In the 47th Group – A-20 light bombers – there is theoretically one armorer to each plane. But they’re short now, and each armorer usually has two planes to care of.
An armorer is as proud of his plane as the pilot is. He calls it “my plane,” and when this plans fails to come back, he feels horrible. Among the armorers, everybody knows whose plane has the most missions.
Each morning a truck takes them to the area where their planes are dispersed. They start bombing up about an hour and a half before takeoff time.
For really heavy bombs, the planes are equipped with a hitting device. Smaller bombs, even up to 300-pound ones, are lifted by hand. To do this, the armorers of several planes form themselves into a team of four or five men, and go from one plane to another helping each other until their little family is all bombed up.
123 missions to date
I went around one day with a team composed of Sgt. Steve Major of Monessen, Pennsylvania; Cpl. Vincent Cline of Paragould, Arkansas; Cpl. John Peoples of Alameda, California; Cpl. Robert Gerrie of Chicago, and Cpl. James La Barr of Dallas, Pennsylvania. Cpl. La Barr’s plane, incidentally, has more missions than any other – 123 – and is going up by one and two a day.
The bombs have already been hauled out, and are lying on the ground alongside the planes, when the armorers arrive. This day they were loading 25-pound demolition bombs. These were about three feet long and 10 inches thick, and tapered at both ends.

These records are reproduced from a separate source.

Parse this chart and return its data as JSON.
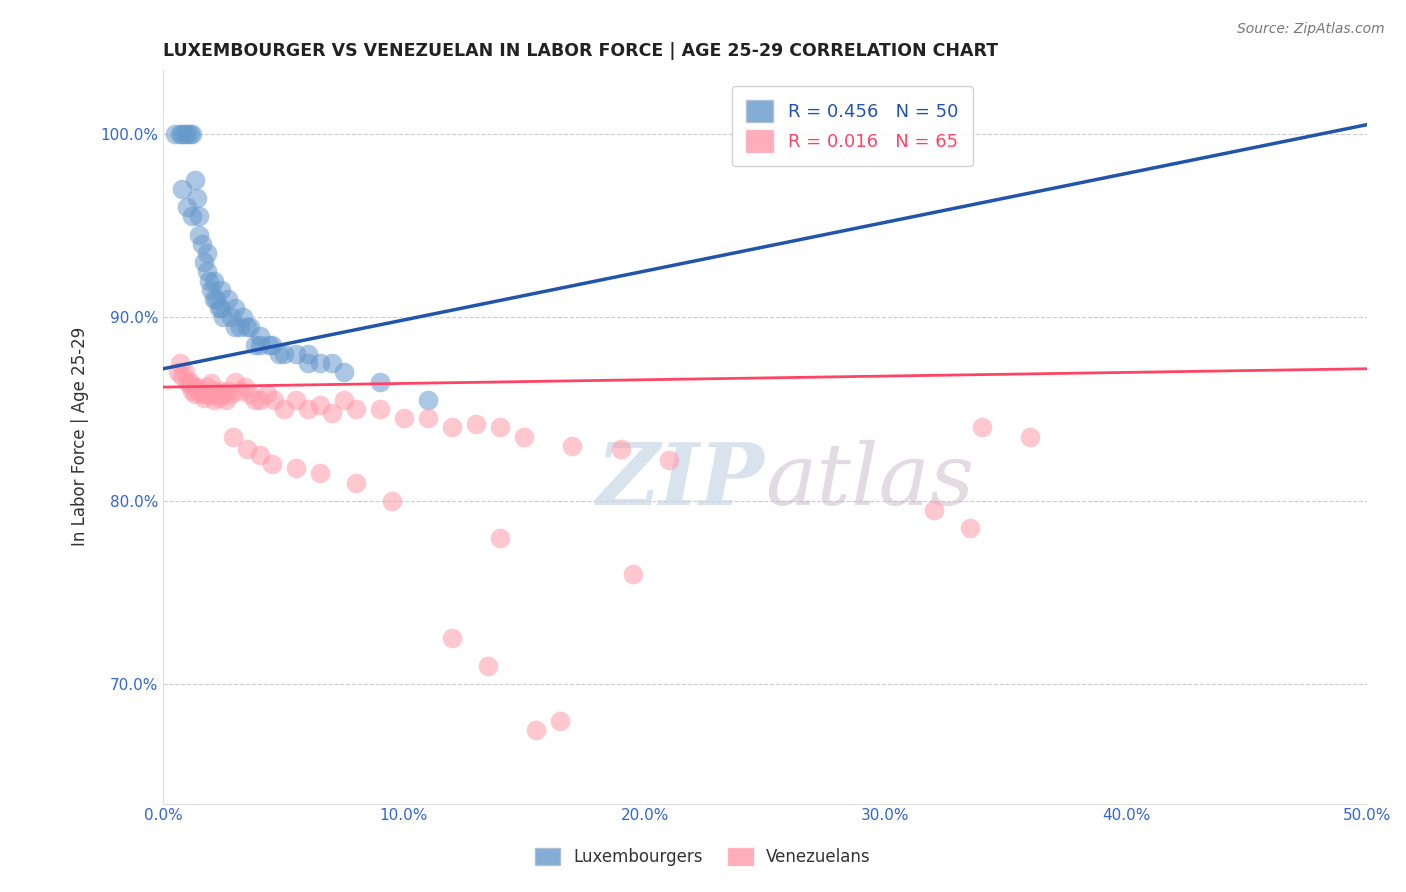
{
  "title": "LUXEMBOURGER VS VENEZUELAN IN LABOR FORCE | AGE 25-29 CORRELATION CHART",
  "source": "Source: ZipAtlas.com",
  "ylabel": "In Labor Force | Age 25-29",
  "xlim": [
    0.0,
    0.5
  ],
  "ylim": [
    0.635,
    1.035
  ],
  "xticks": [
    0.0,
    0.1,
    0.2,
    0.3,
    0.4,
    0.5
  ],
  "xticklabels": [
    "0.0%",
    "10.0%",
    "20.0%",
    "30.0%",
    "40.0%",
    "50.0%"
  ],
  "yticks": [
    0.7,
    0.8,
    0.9,
    1.0
  ],
  "yticklabels": [
    "70.0%",
    "80.0%",
    "90.0%",
    "100.0%"
  ],
  "blue_color": "#6699CC",
  "pink_color": "#FF99AA",
  "blue_line_color": "#2255AA",
  "pink_line_color": "#FF4466",
  "R_blue": 0.456,
  "N_blue": 50,
  "R_pink": 0.016,
  "N_pink": 65,
  "blue_line_x": [
    0.0,
    0.5
  ],
  "blue_line_y": [
    0.872,
    1.005
  ],
  "pink_line_x": [
    0.0,
    0.5
  ],
  "pink_line_y": [
    0.862,
    0.872
  ],
  "blue_x": [
    0.005,
    0.007,
    0.008,
    0.009,
    0.01,
    0.011,
    0.012,
    0.013,
    0.014,
    0.015,
    0.016,
    0.017,
    0.018,
    0.019,
    0.02,
    0.021,
    0.022,
    0.023,
    0.024,
    0.025,
    0.028,
    0.03,
    0.032,
    0.035,
    0.038,
    0.04,
    0.044,
    0.048,
    0.055,
    0.06,
    0.065,
    0.07,
    0.008,
    0.01,
    0.012,
    0.015,
    0.018,
    0.021,
    0.024,
    0.027,
    0.03,
    0.033,
    0.036,
    0.04,
    0.045,
    0.05,
    0.06,
    0.075,
    0.09,
    0.11
  ],
  "blue_y": [
    1.0,
    1.0,
    1.0,
    1.0,
    1.0,
    1.0,
    1.0,
    0.975,
    0.965,
    0.955,
    0.94,
    0.93,
    0.925,
    0.92,
    0.915,
    0.91,
    0.91,
    0.905,
    0.905,
    0.9,
    0.9,
    0.895,
    0.895,
    0.895,
    0.885,
    0.885,
    0.885,
    0.88,
    0.88,
    0.88,
    0.875,
    0.875,
    0.97,
    0.96,
    0.955,
    0.945,
    0.935,
    0.92,
    0.915,
    0.91,
    0.905,
    0.9,
    0.895,
    0.89,
    0.885,
    0.88,
    0.875,
    0.87,
    0.865,
    0.855
  ],
  "pink_x": [
    0.006,
    0.008,
    0.01,
    0.011,
    0.012,
    0.013,
    0.014,
    0.015,
    0.016,
    0.017,
    0.018,
    0.019,
    0.02,
    0.021,
    0.022,
    0.023,
    0.024,
    0.025,
    0.026,
    0.027,
    0.028,
    0.03,
    0.032,
    0.034,
    0.036,
    0.038,
    0.04,
    0.043,
    0.046,
    0.05,
    0.055,
    0.06,
    0.065,
    0.07,
    0.075,
    0.08,
    0.09,
    0.1,
    0.11,
    0.12,
    0.13,
    0.14,
    0.15,
    0.17,
    0.19,
    0.21,
    0.34,
    0.36,
    0.007,
    0.009,
    0.011,
    0.013,
    0.015,
    0.018,
    0.021,
    0.029,
    0.035,
    0.04,
    0.045,
    0.055,
    0.065,
    0.08,
    0.095,
    0.14,
    0.195
  ],
  "pink_y": [
    0.87,
    0.868,
    0.865,
    0.863,
    0.86,
    0.858,
    0.862,
    0.86,
    0.858,
    0.856,
    0.862,
    0.858,
    0.864,
    0.86,
    0.858,
    0.856,
    0.86,
    0.858,
    0.855,
    0.86,
    0.858,
    0.865,
    0.86,
    0.862,
    0.858,
    0.855,
    0.855,
    0.858,
    0.855,
    0.85,
    0.855,
    0.85,
    0.852,
    0.848,
    0.855,
    0.85,
    0.85,
    0.845,
    0.845,
    0.84,
    0.842,
    0.84,
    0.835,
    0.83,
    0.828,
    0.822,
    0.84,
    0.835,
    0.875,
    0.87,
    0.865,
    0.862,
    0.86,
    0.858,
    0.855,
    0.835,
    0.828,
    0.825,
    0.82,
    0.818,
    0.815,
    0.81,
    0.8,
    0.78,
    0.76
  ],
  "pink_outliers_x": [
    0.12,
    0.135,
    0.32,
    0.335,
    0.155,
    0.165
  ],
  "pink_outliers_y": [
    0.725,
    0.71,
    0.795,
    0.785,
    0.675,
    0.68
  ]
}
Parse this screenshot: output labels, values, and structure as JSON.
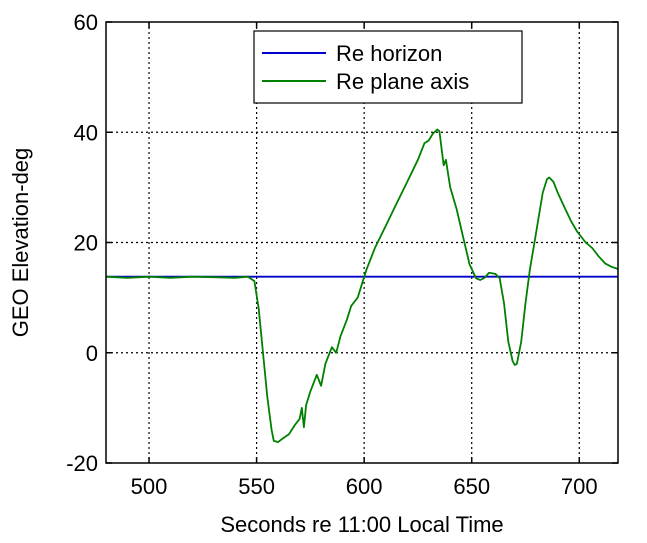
{
  "chart_data": {
    "type": "line",
    "title": "",
    "xlabel": "Seconds re 11:00 Local Time",
    "ylabel": "GEO Elevation-deg",
    "xlim": [
      480,
      718
    ],
    "ylim": [
      -20,
      60
    ],
    "x_ticks": [
      500,
      550,
      600,
      650,
      700
    ],
    "y_ticks": [
      -20,
      0,
      20,
      40,
      60
    ],
    "x_tick_labels": [
      "500",
      "550",
      "600",
      "650",
      "700"
    ],
    "y_tick_labels": [
      "-20",
      "0",
      "20",
      "40",
      "60"
    ],
    "grid": true,
    "legend_position": "top-center",
    "series": [
      {
        "name": "Re horizon",
        "color": "#0000cc",
        "points": [
          [
            480,
            13.8
          ],
          [
            718,
            13.8
          ]
        ]
      },
      {
        "name": "Re plane axis",
        "color": "#008000",
        "points": [
          [
            480,
            13.8
          ],
          [
            490,
            13.6
          ],
          [
            500,
            13.8
          ],
          [
            510,
            13.6
          ],
          [
            520,
            13.8
          ],
          [
            530,
            13.7
          ],
          [
            540,
            13.6
          ],
          [
            546,
            13.8
          ],
          [
            549,
            13.0
          ],
          [
            551,
            8.0
          ],
          [
            553,
            0.0
          ],
          [
            555,
            -8.0
          ],
          [
            557,
            -14.0
          ],
          [
            558,
            -16.0
          ],
          [
            560,
            -16.2
          ],
          [
            562,
            -15.6
          ],
          [
            565,
            -14.8
          ],
          [
            568,
            -13.0
          ],
          [
            570,
            -12.0
          ],
          [
            571,
            -10.0
          ],
          [
            572,
            -13.5
          ],
          [
            573,
            -9.5
          ],
          [
            575,
            -7.0
          ],
          [
            578,
            -4.0
          ],
          [
            580,
            -6.0
          ],
          [
            582,
            -2.0
          ],
          [
            585,
            1.0
          ],
          [
            587,
            0.0
          ],
          [
            589,
            3.0
          ],
          [
            592,
            6.0
          ],
          [
            594,
            8.5
          ],
          [
            597,
            10.0
          ],
          [
            599,
            12.5
          ],
          [
            601,
            15.0
          ],
          [
            605,
            19.0
          ],
          [
            610,
            23.0
          ],
          [
            615,
            27.0
          ],
          [
            620,
            31.0
          ],
          [
            625,
            35.0
          ],
          [
            628,
            38.0
          ],
          [
            630,
            38.5
          ],
          [
            632,
            39.8
          ],
          [
            634,
            40.5
          ],
          [
            635,
            40.2
          ],
          [
            636,
            37.0
          ],
          [
            637,
            34.0
          ],
          [
            638,
            35.0
          ],
          [
            640,
            30.0
          ],
          [
            643,
            26.0
          ],
          [
            646,
            21.0
          ],
          [
            649,
            16.0
          ],
          [
            652,
            13.5
          ],
          [
            654,
            13.2
          ],
          [
            656,
            13.6
          ],
          [
            658,
            14.5
          ],
          [
            661,
            14.3
          ],
          [
            663,
            13.5
          ],
          [
            665,
            9.0
          ],
          [
            667,
            2.0
          ],
          [
            669,
            -1.5
          ],
          [
            670,
            -2.2
          ],
          [
            671,
            -2.0
          ],
          [
            673,
            2.0
          ],
          [
            675,
            9.0
          ],
          [
            677,
            15.0
          ],
          [
            680,
            22.0
          ],
          [
            683,
            29.0
          ],
          [
            685,
            31.5
          ],
          [
            686,
            31.8
          ],
          [
            688,
            31.0
          ],
          [
            690,
            29.0
          ],
          [
            693,
            26.5
          ],
          [
            696,
            24.0
          ],
          [
            699,
            22.0
          ],
          [
            703,
            20.0
          ],
          [
            706,
            19.0
          ],
          [
            709,
            17.5
          ],
          [
            712,
            16.2
          ],
          [
            715,
            15.6
          ],
          [
            718,
            15.2
          ]
        ]
      }
    ]
  }
}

The boys roll them to the planes by kicking them along with their feet. They roll six under each plane. The bomb-bay doors are already hanging down open. The armorers crawl under them and then can stand erect with their heads inside the bomb bay.
One of them takes an 18-inch clamp from the bay wall and hooks it into the two steel rings in the back. Then two of them grab the bomb and heave it up. As it rises, a third gets under it and lifts with his shoulders. The two others put it into position.
It is good heavy heaving. Only the rugged ones stay on as armorers. Now and then, somebody slips and a bomb falls on an armorer, but serious accidents are rare.
After the bombs are clamped inside the bomb bay, they put in the fuses. The bomb has a steel plug in each end. The boys unscrew these plugs, and screw the fuses into the hole. I never knew before that our bombs had fuses on both ends. I asked what it was for. The boys said so that if one fuse didn’t work, the other one would.
Little propeller whirls
Each fuse has a little metal propeller on it. When the bomb is dropped the propeller starts whirling and after dropping about 500 feet it unscrews itself to become a plunger and “arm” the bomb, as they call it. Then when the bomb hits the ground, this plunger is forced back and the bomb is discharged.
There must, of course, be some guarantee that propellers don’t get to whirling inside the planes. So, the boys take a piece of wire and fasten it into the clamp from which the bomb hangs. Then they run each end through two small holes in the propellers, thus locking them.
When the bomb is released, this wire remains fastened to the plane and the ends slip out of the little propellers, freeing them.
If the pilot has to salvo his bombs over free territory, where he doesn’t want them to go off, he can pull a different lever which releases the wire and lets it fall still attached to the bomb, thus keeping the little propellers locked.
The armorer’s job is really not a hard one, except for this heavy lifting which lasts only a few minutes a day. What disgusts armorers the most is when the command keeps changing its mind about what kind of bombload is to be carried on the next mission.
Sometimes, they’ll get an order to bomb up with 500-pounders, then it’ll be changed to frag bombs, then changed again to 250-pounders. On every change they have to take out the bombs and put in new ones.
The boys say the all-time record was one day when they changed bombs 12 times and it finally wound up that the planes never went out after all.